Saya Perkenalkan: Kursi Kesadaran Diri

LizaraPatriona Syafri 16 Maret 2016

 

"Abil, sini. Bawa kursimu dan duduk di dekat dinding sana," titah saya dengan nada datar. 

Tidak hanya Abil si kelas 1, Mail kelas 5, Aidil kelas 2, dan Dirga kelas 2 sudah pernah mendapatkan perlakuan yang sama. Bukan karena mereka nakal, tapi karena mereka sudah menyalahi budaya kelas: tidak tertib atau tidak menjaga teman (dalam artian memukul hingga temannya menangis). 

Abil sejatinya anak yang pintar, terutama dalam matematika, ranking 1 pula di kelasnya. Akan tetapi, dia sering sekali memukul Iki tanpa sebab dan sering mengejek Iki karena kulitnya sangat hitam. Pernah suatu kali ia menendang Iki hingga Iki menangis, saat itulah pertama kali saya memperkenalkan kursi kesadaran diri.  Peraturannya ada 3: (1) Melihat terus ke dinding sambil duduk tertib (tanpa suara) (2) Hanya boleh keluar dari kursi jika sudah diminta guru untuk keluar (3) Renungkan apa yang sudah diperbuat sehingga masuk kursi kesadaran diri.
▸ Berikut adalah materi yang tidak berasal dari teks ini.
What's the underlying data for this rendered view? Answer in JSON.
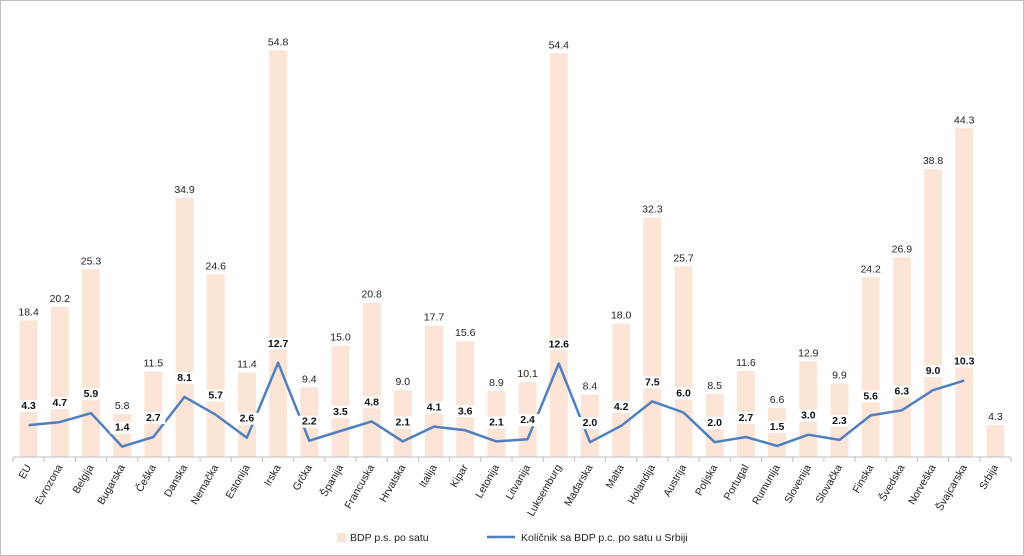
{
  "chart_data": {
    "type": "bar+line",
    "categories": [
      "EU",
      "Evrozona",
      "Belgija",
      "Bugarska",
      "Češka",
      "Danska",
      "Nemačka",
      "Estonija",
      "Irska",
      "Grčka",
      "Španija",
      "Francuska",
      "Hrvatska",
      "Italija",
      "Kipar",
      "Letonija",
      "Litvanija",
      "Luksemburg",
      "Mađarska",
      "Malta",
      "Holandija",
      "Austrija",
      "Poljska",
      "Portugal",
      "Rumunija",
      "Slovenija",
      "Slovačka",
      "Finska",
      "Švedska",
      "Norveška",
      "Švajcarska",
      "Srbija"
    ],
    "series": [
      {
        "name": "BDP p.s. po satu",
        "type": "bar",
        "color": "#fce4d6",
        "values": [
          18.4,
          20.2,
          25.3,
          5.8,
          11.5,
          34.9,
          24.6,
          11.4,
          54.8,
          9.4,
          15.0,
          20.8,
          9.0,
          17.7,
          15.6,
          8.9,
          10.1,
          54.4,
          8.4,
          18.0,
          32.3,
          25.7,
          8.5,
          11.6,
          6.6,
          12.9,
          9.9,
          24.2,
          26.9,
          38.8,
          44.3,
          4.3
        ]
      },
      {
        "name": "Količnik sa BDP p.c. po satu u Srbiji",
        "type": "line",
        "color": "#4f7fbf",
        "values": [
          4.3,
          4.7,
          5.9,
          1.4,
          2.7,
          8.1,
          5.7,
          2.6,
          12.7,
          2.2,
          3.5,
          4.8,
          2.1,
          4.1,
          3.6,
          2.1,
          2.4,
          12.6,
          2.0,
          4.2,
          7.5,
          6.0,
          2.0,
          2.7,
          1.5,
          3.0,
          2.3,
          5.6,
          6.3,
          9.0,
          10.3,
          null
        ]
      }
    ],
    "ylim": [
      0,
      56
    ],
    "legend_position": "bottom",
    "grid": false
  }
}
Durasi di dalam kursi kesadaran diri tergantung kualitas perilaku: semakin fatal semakin lama. Biasanya saya akan mengakhiri kursi kesadaran diri dengan menanyakan, "Coba menurut kamu kenapa kamu bisa masuk kursi kesadaran diri?"  Rata-rata akan menjawab karena nakal (semacam sudah label diri kalau mereka nakal karena siapapun selalu bilang begitu pada mereka). 

Biasanya lagi saya menambahkan, "Nakalnya seperti apa?" Mereka saya tanya terus hingga jawabannya yang berkaitan dengan perilaku spesifik, seperti: karena tidak badiam (diam), baku pukul (saling pukul), tidak badengar (tidak mendengarkan).  Biasanya lagi, saya menambahkan penjelasan tentang budaya kelas untuk tertib dan arahan perilaku yang sesuai dengan budaya kelas.

Diawal-awal, kursi kesadaran diri ini adalah tantangan besar, apalagi untuk anak hiperaktif macam Aidil dan Abil, kelas kecil pula. Mereka akan semena-mena keluar dari kursi kesadaran diri. Saya bahkan pernah bolak-balik sampai 10 kali untuk membuat Abil kembali ke kursinya. Lucunya, Aidil pernah keluar dari kursi dan tetiba berdiri di depan kelas berdiri satu kaki sambil menjewer kedua kupingnya.

"Kenapa Aidil?"

"Bosan Nciiii~~"

Bagi dia, menjewer kuping lebih menyenangkan. Bahkan sepertinya anak-anak ini lebih menyukai hukuman fisik macam dicubit atau dipukul oleh guru daripada diabaikan di sudut kelas. Temuan hebat lainnya, nada marah teriak-teriak akan membuat mereka bahagia sambil berhamburan lari dari kejaran guru. Dipukul tangannya sambil dimarah-marahi sepertinya sudah biasa.

"Abil, duduk."

"Bosan, Ncii~"

"Duduk dulu sampai Nci minta keluar kursi kesadaran diri."

"Torang bisa bajawab soal itu, Ncii~~" Dia menunjuk pada soal-soal matematika di papan tulis yang kewalahan dijawab teman-temannya. 

"Iya Nci tau, tapi sekarang kamu duduk dulu disini."

"Nciii~~ Beh!" Dia angkat kaki naik ke atas kursi.

Karena lelah bicara, saya menunjuk dinding dengan gestur menyuruh lalu meninggalkannya. 

Eureka!

Itu semacam menemukan harta karun ketika akhirnya Abil menurunkan kakinya, duduk tertib menghadap dinding. Gestur ternyata lebih didengar daripada perintah kata. 

Di pertemuan-pertemuan berikutnya antara Abil dan kursi kesadaran diri, dia memiliki peningkatan: semakin berkurang waktunya berada dalam kursi. Bahkan ketika pelajaran pun dia yang mengingatkan harus menjaga teman dan tertib.

Well, kursi kesadaran diri ini masih berproses. Doakan saya agar bisa menularkan ini pada guru-guru lain dan membuat mereka mengganti kayu pukul menjadi kursi kesadaran diri.